Страница 9 из 18
Как только Тихонин оказался в бордовой гостиной, то вначале ему этот цвет в мебели и отделке показался неуютным и давящим, но позже, освоившись, он понял, что талантливый дизайнер хорошо продумал освещение, казалось, белый свет словно льется с потолка. Владимир задрал голову и принялся рассматривать переплетение декоративных темно-бордовых балок с резьбой под плющ, а между ними висели матовые стекла, значит источники света дизайнер расположил под декоративным потолком. Матовые молочного цвета стеклянные плитки в центре, искусный график украсил переплетением стеблей и листиков, поражало то, что все плитки украшал разный орнамент, выполненный в одном стиле.

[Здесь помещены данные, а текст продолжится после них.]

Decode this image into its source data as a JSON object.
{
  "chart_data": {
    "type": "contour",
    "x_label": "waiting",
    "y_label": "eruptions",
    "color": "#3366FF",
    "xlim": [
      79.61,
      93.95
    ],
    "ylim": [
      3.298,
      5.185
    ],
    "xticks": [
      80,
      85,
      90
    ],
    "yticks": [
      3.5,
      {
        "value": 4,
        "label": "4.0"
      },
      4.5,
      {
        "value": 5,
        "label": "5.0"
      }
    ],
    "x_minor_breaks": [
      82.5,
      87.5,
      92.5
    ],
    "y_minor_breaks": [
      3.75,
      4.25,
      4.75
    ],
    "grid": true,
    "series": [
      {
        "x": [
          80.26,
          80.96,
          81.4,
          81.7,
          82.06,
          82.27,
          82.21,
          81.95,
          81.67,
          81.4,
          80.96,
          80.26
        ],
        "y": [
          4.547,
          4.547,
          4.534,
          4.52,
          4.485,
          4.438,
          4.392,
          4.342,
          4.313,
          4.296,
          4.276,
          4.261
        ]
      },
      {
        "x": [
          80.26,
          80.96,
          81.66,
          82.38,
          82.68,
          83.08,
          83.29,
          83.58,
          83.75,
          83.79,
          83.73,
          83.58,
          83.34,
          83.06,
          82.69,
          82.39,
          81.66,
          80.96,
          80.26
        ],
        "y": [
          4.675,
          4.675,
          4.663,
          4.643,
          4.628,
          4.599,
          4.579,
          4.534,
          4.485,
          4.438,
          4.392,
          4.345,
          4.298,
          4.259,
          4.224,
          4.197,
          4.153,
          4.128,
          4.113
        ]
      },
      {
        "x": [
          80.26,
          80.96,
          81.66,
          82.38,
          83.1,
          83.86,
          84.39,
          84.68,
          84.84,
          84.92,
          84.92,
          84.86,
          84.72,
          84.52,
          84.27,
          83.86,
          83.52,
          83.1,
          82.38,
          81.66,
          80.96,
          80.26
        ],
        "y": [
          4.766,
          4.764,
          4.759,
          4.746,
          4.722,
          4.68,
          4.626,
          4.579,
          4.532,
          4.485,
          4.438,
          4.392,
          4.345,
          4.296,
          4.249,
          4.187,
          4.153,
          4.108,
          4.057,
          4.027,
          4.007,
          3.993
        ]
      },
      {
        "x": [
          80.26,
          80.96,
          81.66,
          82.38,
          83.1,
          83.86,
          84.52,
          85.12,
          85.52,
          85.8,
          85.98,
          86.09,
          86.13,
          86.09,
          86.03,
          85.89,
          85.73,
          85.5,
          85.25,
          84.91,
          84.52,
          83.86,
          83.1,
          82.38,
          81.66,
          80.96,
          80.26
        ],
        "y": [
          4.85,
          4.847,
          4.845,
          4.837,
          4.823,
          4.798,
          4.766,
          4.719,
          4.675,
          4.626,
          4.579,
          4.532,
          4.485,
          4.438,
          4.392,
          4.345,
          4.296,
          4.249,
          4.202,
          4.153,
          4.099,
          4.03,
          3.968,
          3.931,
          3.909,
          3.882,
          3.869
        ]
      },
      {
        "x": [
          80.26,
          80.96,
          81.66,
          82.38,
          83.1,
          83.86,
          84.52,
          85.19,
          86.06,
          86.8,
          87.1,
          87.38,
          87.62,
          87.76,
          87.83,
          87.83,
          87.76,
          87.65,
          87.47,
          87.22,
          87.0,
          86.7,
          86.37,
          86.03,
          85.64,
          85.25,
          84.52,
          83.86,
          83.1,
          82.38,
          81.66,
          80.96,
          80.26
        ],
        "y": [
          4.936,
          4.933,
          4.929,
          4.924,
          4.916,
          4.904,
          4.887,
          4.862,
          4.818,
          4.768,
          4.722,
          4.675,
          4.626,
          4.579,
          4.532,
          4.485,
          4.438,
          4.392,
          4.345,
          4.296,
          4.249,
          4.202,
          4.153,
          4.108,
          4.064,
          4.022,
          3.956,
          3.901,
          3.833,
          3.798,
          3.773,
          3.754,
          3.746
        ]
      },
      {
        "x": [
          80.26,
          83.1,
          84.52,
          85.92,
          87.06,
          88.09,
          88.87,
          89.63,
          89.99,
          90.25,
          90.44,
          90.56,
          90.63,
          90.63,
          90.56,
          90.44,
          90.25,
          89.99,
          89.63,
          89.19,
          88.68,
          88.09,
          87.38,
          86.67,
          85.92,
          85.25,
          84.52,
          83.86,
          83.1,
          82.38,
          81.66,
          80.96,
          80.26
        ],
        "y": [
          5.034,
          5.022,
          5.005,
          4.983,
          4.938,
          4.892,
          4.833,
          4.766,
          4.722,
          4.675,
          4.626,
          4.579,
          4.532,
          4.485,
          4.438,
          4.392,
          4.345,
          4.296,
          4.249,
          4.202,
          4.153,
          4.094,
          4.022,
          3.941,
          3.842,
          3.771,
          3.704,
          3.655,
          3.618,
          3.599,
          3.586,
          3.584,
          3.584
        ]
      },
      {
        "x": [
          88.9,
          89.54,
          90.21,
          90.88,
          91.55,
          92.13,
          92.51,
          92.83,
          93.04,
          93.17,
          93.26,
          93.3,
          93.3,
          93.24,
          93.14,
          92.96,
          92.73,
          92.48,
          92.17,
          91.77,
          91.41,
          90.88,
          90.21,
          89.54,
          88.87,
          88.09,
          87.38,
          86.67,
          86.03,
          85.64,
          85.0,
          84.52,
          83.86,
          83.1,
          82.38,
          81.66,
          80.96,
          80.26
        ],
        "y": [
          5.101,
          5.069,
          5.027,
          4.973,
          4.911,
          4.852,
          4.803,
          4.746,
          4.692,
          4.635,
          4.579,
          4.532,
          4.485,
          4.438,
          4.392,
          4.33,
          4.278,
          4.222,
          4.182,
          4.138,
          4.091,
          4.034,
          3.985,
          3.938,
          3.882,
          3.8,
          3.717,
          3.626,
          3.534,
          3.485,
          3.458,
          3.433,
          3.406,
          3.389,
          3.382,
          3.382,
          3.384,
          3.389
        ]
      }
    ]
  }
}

Тихонин решил подойти к витражному окну изогнутой формы, в верхней части слева витраж был разрисован цветным орнаментом из листиков, стеблей, странного цвета лепестков, раскрытых бутонов, а справа большую часть окна прикрывала плотная непрозрачная портьера. Владимир оттянул полотно шторы и встал за него. Хорошо просматривалась улица элитного поселка, гость взглянул направо и смог разглядеть капот автомобиля, где должны ожидать его телохранители.
Владимир выбрался из складок портьеры, длинной спинкой к прикрытой части витража располагался компактный диван, примыкающий углом к стене, последними предметами из мебели в гостиной оказались три мягких стула с высокими спинками и маленький круглый стол на резной ножке, замерший посередине комнаты. Владимир поставил опустевший хрустальный стакан на столик, отодвинул стул и пробормотал: "Хозяева, вы про гостя не забыли?".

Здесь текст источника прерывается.